Bandung, porosnusantara.co.id – Waaspotmaral Laksamana Pertama TNI Ali Triswanto., S.E., M.Si., beserta Komandan Pangkalan TNI Angkatan Laut (Danlanal) Bandung Kolonel Laut (KH/W) Dr. Renny Setiowati, S.T., M.Sc., M.Tr.Hanla., menyambut kedatangan Ketua Tim Komisi I DPR RI Dr. H. Hasanuddin beserta rombongan, bertempat di Aula Mako Lanal Bandung, Jalan Aria Jipang No. 8, Kota Bandung, Jum’at (18/11/2022).
Tim kunjungan kerja Komisi I DPR RI di Lanal Bandung antara lain Fadhlullah dari Fraksi Partai Gerindra, H. Bachrudin Nasori, S.Si., M.M., Fraksi Partai PKB, Dr. Sjarifuddin Hassan, S.E., M.M., MBA., Fraksi Partai Demokrat dan KH. Ahmad Syaikhu Fraksi Partai PKS.
Kegiatan Kunker Spesifik Komisi I DPR RI ke Lanal Bandung bertujuan untuk mengetahui penjelasan sejauh mana dan kendala apa saja yang menjadi hambatan tentang “Peran Lanal Bandung Dalam Melaksanakan Pembinaan Potensi Maritim dan Masyarakat Nelayan Guna Mendukung Kekuatan Pertahanan Negara.”

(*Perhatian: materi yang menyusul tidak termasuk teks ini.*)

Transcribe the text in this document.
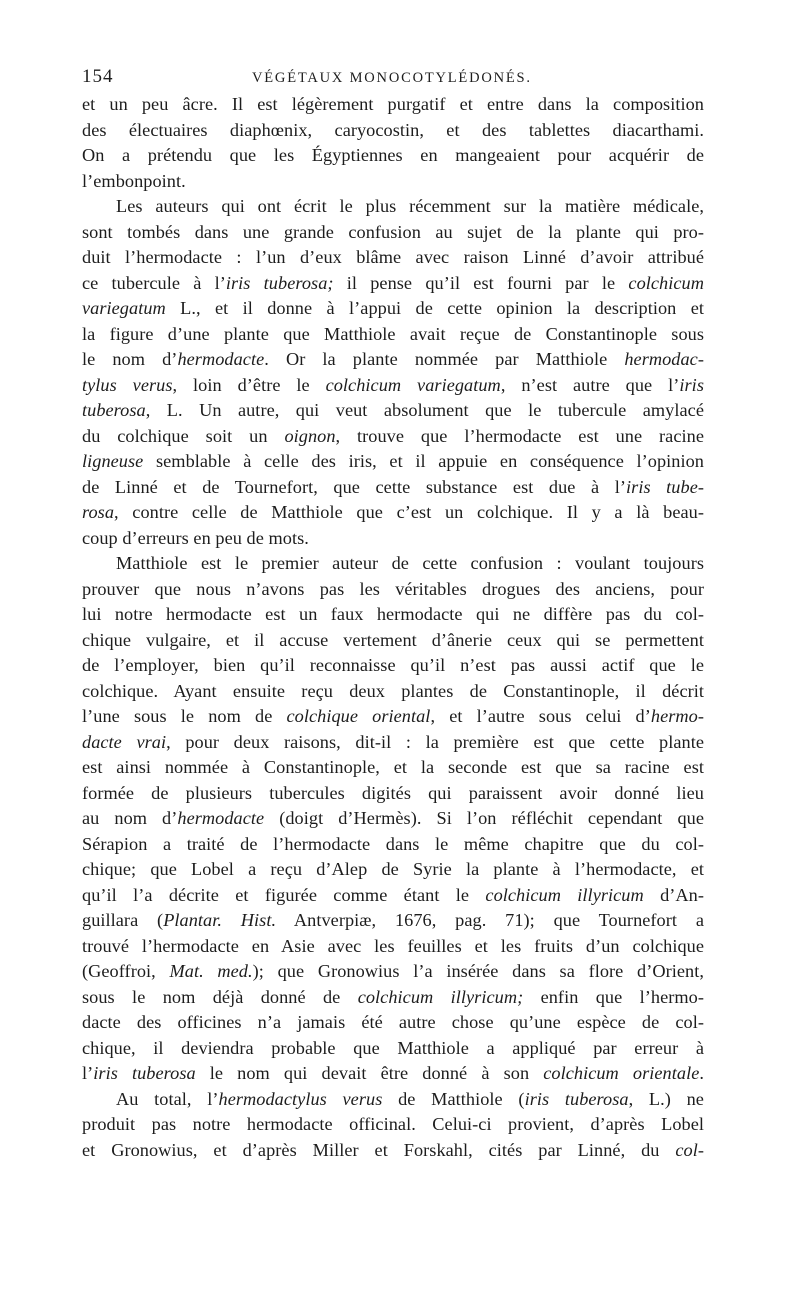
154	VÉGÉTAUX MONOCOTYLÉDONÉS.
et un peu âcre. Il est légèrement purgatif et entre dans la composition
des électuaires diaphœnix, caryocostin, et des tablettes diacarthami.
On a prétendu que les Égyptiennes en mangeaient pour acquérir de
l’embonpoint.
Les auteurs qui ont écrit le plus récemment sur la matière médicale,
sont tombés dans une grande confusion au sujet de la plante qui pro-
duit l’hermodacte : l’un d’eux blâme avec raison Linné d’avoir attribué
ce tubercule à l’iris tuberosa; il pense qu’il est fourni par le colchicum
variegatum L., et il donne à l’appui de cette opinion la description et
la figure d’une plante que Matthiole avait reçue de Constantinople sous
le nom d’hermodacte. Or la plante nommée par Matthiole hermodac-
tylus verus, loin d’être le colchicum variegatum, n’est autre que l’iris
tuberosa, L. Un autre, qui veut absolument que le tubercule amylacé
du colchique soit un oignon, trouve que l’hermodacte est une racine
ligneuse semblable à celle des iris, et il appuie en conséquence l’opinion
de Linné et de Tournefort, que cette substance est due à l’iris tube-
rosa, contre celle de Matthiole que c’est un colchique. Il y a là beau-
coup d’erreurs en peu de mots.
Matthiole est le premier auteur de cette confusion : voulant toujours
prouver que nous n’avons pas les véritables drogues des anciens, pour
lui notre hermodacte est un faux hermodacte qui ne diffère pas du col-
chique vulgaire, et il accuse vertement d’ânerie ceux qui se permettent
de l’employer, bien qu’il reconnaisse qu’il n’est pas aussi actif que le
colchique. Ayant ensuite reçu deux plantes de Constantinople, il décrit
l’une sous le nom de colchique oriental, et l’autre sous celui d’hermo-
dacte vrai, pour deux raisons, dit-il : la première est que cette plante
est ainsi nommée à Constantinople, et la seconde est que sa racine est
formée de plusieurs tubercules digités qui paraissent avoir donné lieu
au nom d’hermodacte (doigt d’Hermès). Si l’on réfléchit cependant que
Sérapion a traité de l’hermodacte dans le même chapitre que du col-
chique; que Lobel a reçu d’Alep de Syrie la plante à l’hermodacte, et
qu’il l’a décrite et figurée comme étant le colchicum illyricum d’An-
guillara (Plantar. Hist. Antverpiæ, 1676, pag. 71); que Tournefort a
trouvé l’hermodacte en Asie avec les feuilles et les fruits d’un colchique
(Geoffroi, Mat. med.); que Gronowius l’a insérée dans sa flore d’Orient,
sous le nom déjà donné de colchicum illyricum; enfin que l’hermo-
dacte des officines n’a jamais été autre chose qu’une espèce de col-
chique, il deviendra probable que Matthiole a appliqué par erreur à
l’iris tuberosa le nom qui devait être donné à son colchicum orientale.
Au total, l’hermodactylus verus de Matthiole (iris tuberosa, L.) ne
produit pas notre hermodacte officinal. Celui-ci provient, d’après Lobel
et Gronowius, et d’après Miller et Forskahl, cités par Linné, du col-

Dalam sambutannya, Waaspotmaral menyampaikan bahwa sesuai amanah Undang-Undang Nomor 34 Tahun 2004 pasal 9 huruf e, TNI Angkatan Laut melaksanakan pemberdayaan wilayah Pertahanan Laut, dilaksanakan melalui berbagai kegiatan pembinaan potensi maritim, dimana dalam setiap kegiatannya diarahkan untuk menyiapkan RAK Juang yang tangguh bagi kepentingan Pertahanan dan Keamanan Negara dari aspek laut. Panjang garis pantai Indonesia 108 ribu km, dan merupakan negara yang memiliki panjang garis pantai kedua terpanjang di dunia setelah negara Kanada. Hal ini juga, menyebabkan banyak masyarakat Indonesia yang tinggal dan hidup disekitar pantai yang biasa disebut dengan masyarakat pesisir.
Dari jumlah penduduk Indonesia, masyarakat miskin sebanyak 9,54 % (10,86 juta jiwa-BPS Maret 2022) dan di daerah pesisir tercatat sebesar 1,3 juta penduduk miskin atau 12,48 persen dari total penduduk miskin di Indonesia. Untuk mempercepat kemajuan desa-desa yang masih tertinggal di daerah pesisir, Kepala Staf Angkatan Laut (Kasal) Laksamana TNI Yudo Margono, S.E,. M.M., memerintahkan kepada Satuan Komando Kewilayahan dan Satuan Komando Non Kewilayahan jajaran TNI Angkatan Laut untuk melaksanakan program Kampung Bahari Nusantara (KBN) di daerah pesisir dan bersinergi dengan Pemerintah Daerah serta Stake Holder terkait Bidang Kemaritiman. Penyelenggaraan Kampung Bahari Nusantara dibagi menjadi 5 (lima) bagian klaster pembinaan, yaitu Klaster Pendidikan, Klaster Ekonomi, Klaster Pariwisata, Klaster Kesehatan, dan Klaster Pertahanan.